When you work in Jupyter notebooks, errors can sometimes be a bit unintuitive.

Out-of-Order Execution

If you see this:

In [42]: x = 42

In [41]: x = 3.14

What will the value of x be?

In [43]: x
Out [43]: 42

This is because the In[42] indicates that it ran more recently than In[41], so even though it appears before, the current value of x is 42.
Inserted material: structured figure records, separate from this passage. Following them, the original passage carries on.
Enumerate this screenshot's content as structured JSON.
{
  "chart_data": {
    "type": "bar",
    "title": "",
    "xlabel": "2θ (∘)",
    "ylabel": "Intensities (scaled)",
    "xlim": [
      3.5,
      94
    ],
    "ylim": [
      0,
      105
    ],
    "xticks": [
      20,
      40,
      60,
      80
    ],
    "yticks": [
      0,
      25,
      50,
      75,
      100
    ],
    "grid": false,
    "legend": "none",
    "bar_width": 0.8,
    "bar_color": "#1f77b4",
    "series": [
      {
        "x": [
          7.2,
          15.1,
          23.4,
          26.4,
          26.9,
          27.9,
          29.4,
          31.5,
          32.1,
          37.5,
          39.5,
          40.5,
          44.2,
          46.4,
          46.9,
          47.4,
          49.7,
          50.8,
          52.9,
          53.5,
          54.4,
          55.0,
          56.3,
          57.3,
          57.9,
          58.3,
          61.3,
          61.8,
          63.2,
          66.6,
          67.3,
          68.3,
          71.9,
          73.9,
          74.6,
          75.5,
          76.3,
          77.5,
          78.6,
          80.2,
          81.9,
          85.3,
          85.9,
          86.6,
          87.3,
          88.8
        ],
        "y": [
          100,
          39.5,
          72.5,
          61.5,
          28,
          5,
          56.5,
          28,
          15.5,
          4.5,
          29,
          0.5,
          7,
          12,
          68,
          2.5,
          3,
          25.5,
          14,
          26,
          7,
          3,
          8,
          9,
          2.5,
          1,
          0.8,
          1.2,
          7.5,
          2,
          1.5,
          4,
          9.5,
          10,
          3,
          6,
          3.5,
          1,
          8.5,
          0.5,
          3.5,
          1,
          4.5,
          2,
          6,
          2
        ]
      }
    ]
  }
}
If you suspect this has happened and is causing an error, you can select a cell, and then use Cell -> Run All Above in the top menu to run all the cells above that one in order. Sometimes, this can get the state of the notebook closer to what you expect it to be, which will in turn make finding the bug easier.

Repeated Variable Names

Avoid repeating variable names within a notebook if possible.

This can cause your errors to appear as if they are something completely different. For example, if you make a state object with sample values, like state = make_state(1, 2, 3), and then write something like make_state(42, 2, 100) (note that it is not assigned to the variable), when you run your simulation like run_simulation(state, system), you are going to get completely wrong results. It will look like the error is in the code that runs your simulation, even though the real error is that you forgot to assign your new state to a variable.

This also illustrates another pitfall of repeating variable names: it can cause your code to appear to succeed, even if your code is wrong.